La preocupación que ahora se manifiesta en las hermandades sevillanas por encerrar a sus imágenes titulares en habitáculos protegidos exhibe como coartada el peligro del fuego o la posibilidad de una acción vandálica pero puede que manifieste un fenómeno antiquísimo...

el 15 sep 2009 / 18:16 h.

La preocupación que ahora se manifiesta en las hermandades sevillanas por encerrar a sus imágenes titulares en habitáculos protegidos exhibe como coartada el peligro del fuego o la posibilidad de una acción vandálica pero puede que manifieste un fenómeno antiquísimo y forme parte del proceso hacia la exteriorización en el que en nuestros días se encuentran inmersas varias religiones del mundo. Esos hechos ya se han dado otras veces a lo largo de la historia e incluso, a lo mejor, son tendencias humanas instintivas.

Hace algún tiempo subí al monte Alam, en la Yebala marroquí, para llegar hasta el santuario de Muley Abdesalam, el Señor del gran poder en el santoral musulmán norteafricano, y, en medio de aquel impresionante paisaje, resultaba claro que lo fundamental no eran ni su vida ni sus obras, sino conservar el recinto donde vivió hace casi mil años, cuyas piedras toscas han venido siendo cuidadas y blanqueadas por cientos de generaciones. Después de todo San Lucas, al dejarnos en su Evangelio la escena de la transfiguración de Jesús en un cerro, añadía que San Pedro le preguntó si no estaría bien construirle allí una cabaña y quedarse.

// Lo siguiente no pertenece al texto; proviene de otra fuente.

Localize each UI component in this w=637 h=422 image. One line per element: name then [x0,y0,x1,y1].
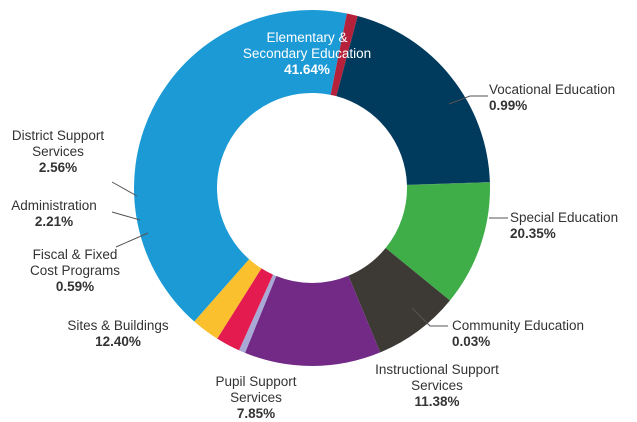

El sancta sanctorum del templo de Jerusalem, el sagrario de los de Egipto, el recinto vetado a los laicos en los ortodoxos..., no son sino construcciones similares a las que estamos viendo en San Lorenzo, la calle Feria o el Salvador. Resurgen, sustituyendo a la ética en épocas de miedos irracionales y desconcierto real: hechas con ramas de árboles del Monte Tabor, con piedras sin pulir en medio de la cordillera del Rif o del mismo acero que el Empire State en las iglesias de Sevilla, a todas las rige el mismo pensamiento: construir cielos inmarcesibles pero tangibles para crear en nosotros la sensación de poseer el poder de la eternidad.

Antonio Zoido es escritor e historiador.